Lens Young Homsi began with ordinary people using camera phones documenting early protests against the Assad regime in March 2011. People across Syria spontaneously did the same. Some were haunted by the memory of 1982, when Assad’s father Hafez Assad crushed an uprising in the city of Hama, killing some 20,000 people. The catastrophe was poorly documented, remembered instead through oral history passed from person to person.
“There’s a terror we have as Syrians, because we live under Assad and because we knew what happened in 1982 in Hama,” the Syrian American writer Amal Hanano, told the website Syria Deeply. “When the violence started in 2011, people knew that if they didn’t film it themselves, then nobody would believe what was happening.”
The fact that Syrians are documenting the disintegration of their country is a natural result of a technological shift that places a camera in the hands of almost anyone with enough money to buy a cheap mobile phone. It's a new chapter in the history of the documentation of war—Bosnians and Rwandans did not have YouTube.
Homs has been gutted by more than two years of war. The photos produced by the group these days are melancholy tableaus from a crippled city: deserted streets, children playing among leveled buildings, a spent artillery shell repurposed as a flower vase containing a single rose. The group’s mission is half documentary (Which areas of the city are still standing? Which are destroyed?) and half artistic. “People don't give a shit about politics,” Salma says. “So maybe through art you can do something."
As the regime’s attacks on Homs went through several periods of escalation and more residents left the city, the group began receiving more and more requests from exiled Homsis. People wanted to know if their houses, schools, and businesses were still standing. “We always have to reply to these people, and also to discuss with the team if this area is dangerous,” Salma says. “Sometimes you take the risk, but sometimes it’s too dangerous. You can’t lose a photographer to take a photo for someone who is living in Washington.”
The results of these excursions has ranged from the perilous to the poignant. “Sometimes you take a photo from far away and say, ‘Here, there’s a sniper so we couldn’t go in,” Salma says. Other times they’d find the Free Syrian Army operating in the house. Sometimes all that remained of the houses were piles of rubble. On the floor of one bombed-out house the photographers found a couple’s framed wedding photo. In a musician’s house, they found an FSA fighter sitting in a corner, strumming a left-behind guitar.
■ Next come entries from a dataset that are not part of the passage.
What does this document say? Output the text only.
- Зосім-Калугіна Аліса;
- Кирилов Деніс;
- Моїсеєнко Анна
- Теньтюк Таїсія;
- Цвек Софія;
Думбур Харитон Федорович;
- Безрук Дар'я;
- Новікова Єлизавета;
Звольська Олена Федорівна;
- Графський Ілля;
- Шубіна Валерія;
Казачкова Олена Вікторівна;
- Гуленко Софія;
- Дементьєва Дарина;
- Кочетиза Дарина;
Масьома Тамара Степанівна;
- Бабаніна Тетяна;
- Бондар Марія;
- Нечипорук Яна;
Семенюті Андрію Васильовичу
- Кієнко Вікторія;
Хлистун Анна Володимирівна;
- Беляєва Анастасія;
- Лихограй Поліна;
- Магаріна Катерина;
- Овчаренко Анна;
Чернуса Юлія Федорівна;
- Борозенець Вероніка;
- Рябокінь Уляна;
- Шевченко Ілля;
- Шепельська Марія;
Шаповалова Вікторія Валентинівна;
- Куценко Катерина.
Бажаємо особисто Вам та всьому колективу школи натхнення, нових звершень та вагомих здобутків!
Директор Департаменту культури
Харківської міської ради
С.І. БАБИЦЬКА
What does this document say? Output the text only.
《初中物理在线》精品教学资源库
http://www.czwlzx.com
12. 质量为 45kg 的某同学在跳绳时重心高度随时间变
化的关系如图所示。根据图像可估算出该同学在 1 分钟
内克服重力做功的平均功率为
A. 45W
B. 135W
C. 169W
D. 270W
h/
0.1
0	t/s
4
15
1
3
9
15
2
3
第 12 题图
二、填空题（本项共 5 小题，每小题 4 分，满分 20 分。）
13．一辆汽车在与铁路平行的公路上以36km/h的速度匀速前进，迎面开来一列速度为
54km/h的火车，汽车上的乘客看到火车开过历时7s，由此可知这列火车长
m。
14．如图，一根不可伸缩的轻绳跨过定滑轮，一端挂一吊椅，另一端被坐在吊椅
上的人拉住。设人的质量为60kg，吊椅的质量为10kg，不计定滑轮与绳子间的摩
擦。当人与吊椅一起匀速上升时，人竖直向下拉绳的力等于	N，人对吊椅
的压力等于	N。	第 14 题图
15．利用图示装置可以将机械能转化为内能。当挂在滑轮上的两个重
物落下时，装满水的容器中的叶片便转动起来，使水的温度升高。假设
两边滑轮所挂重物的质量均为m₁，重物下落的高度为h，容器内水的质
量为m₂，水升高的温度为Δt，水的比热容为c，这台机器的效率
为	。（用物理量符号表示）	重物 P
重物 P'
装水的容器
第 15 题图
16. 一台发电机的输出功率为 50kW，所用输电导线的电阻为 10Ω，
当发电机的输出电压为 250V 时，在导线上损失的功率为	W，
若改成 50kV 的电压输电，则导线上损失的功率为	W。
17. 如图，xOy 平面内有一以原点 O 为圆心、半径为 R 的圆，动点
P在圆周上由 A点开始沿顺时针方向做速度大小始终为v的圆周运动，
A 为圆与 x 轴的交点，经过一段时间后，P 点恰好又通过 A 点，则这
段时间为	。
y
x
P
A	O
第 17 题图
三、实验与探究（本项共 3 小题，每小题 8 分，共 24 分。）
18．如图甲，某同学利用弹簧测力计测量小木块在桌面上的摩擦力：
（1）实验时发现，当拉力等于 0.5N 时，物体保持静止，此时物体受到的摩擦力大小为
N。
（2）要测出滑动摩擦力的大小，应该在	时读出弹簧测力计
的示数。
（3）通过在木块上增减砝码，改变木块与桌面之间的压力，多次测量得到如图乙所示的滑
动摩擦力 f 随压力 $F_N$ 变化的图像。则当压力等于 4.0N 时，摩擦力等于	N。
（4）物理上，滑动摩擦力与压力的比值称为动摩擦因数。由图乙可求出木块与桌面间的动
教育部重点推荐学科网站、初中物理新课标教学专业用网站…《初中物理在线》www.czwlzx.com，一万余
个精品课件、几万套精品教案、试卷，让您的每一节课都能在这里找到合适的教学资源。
But for every touching moment Diaa and Basel captured, they documented a dozen tragic ones. In January the group posted a photo of a brother and sister standing in a sunlit alleyway in a besieged section of Homs. In the image, the boy, Yaseen, is sitting on a red bicycle. The girl, Maryam, is holding a cat. Half an hour later, the photographers reported the two were killed by a mortar shellfired by government forces.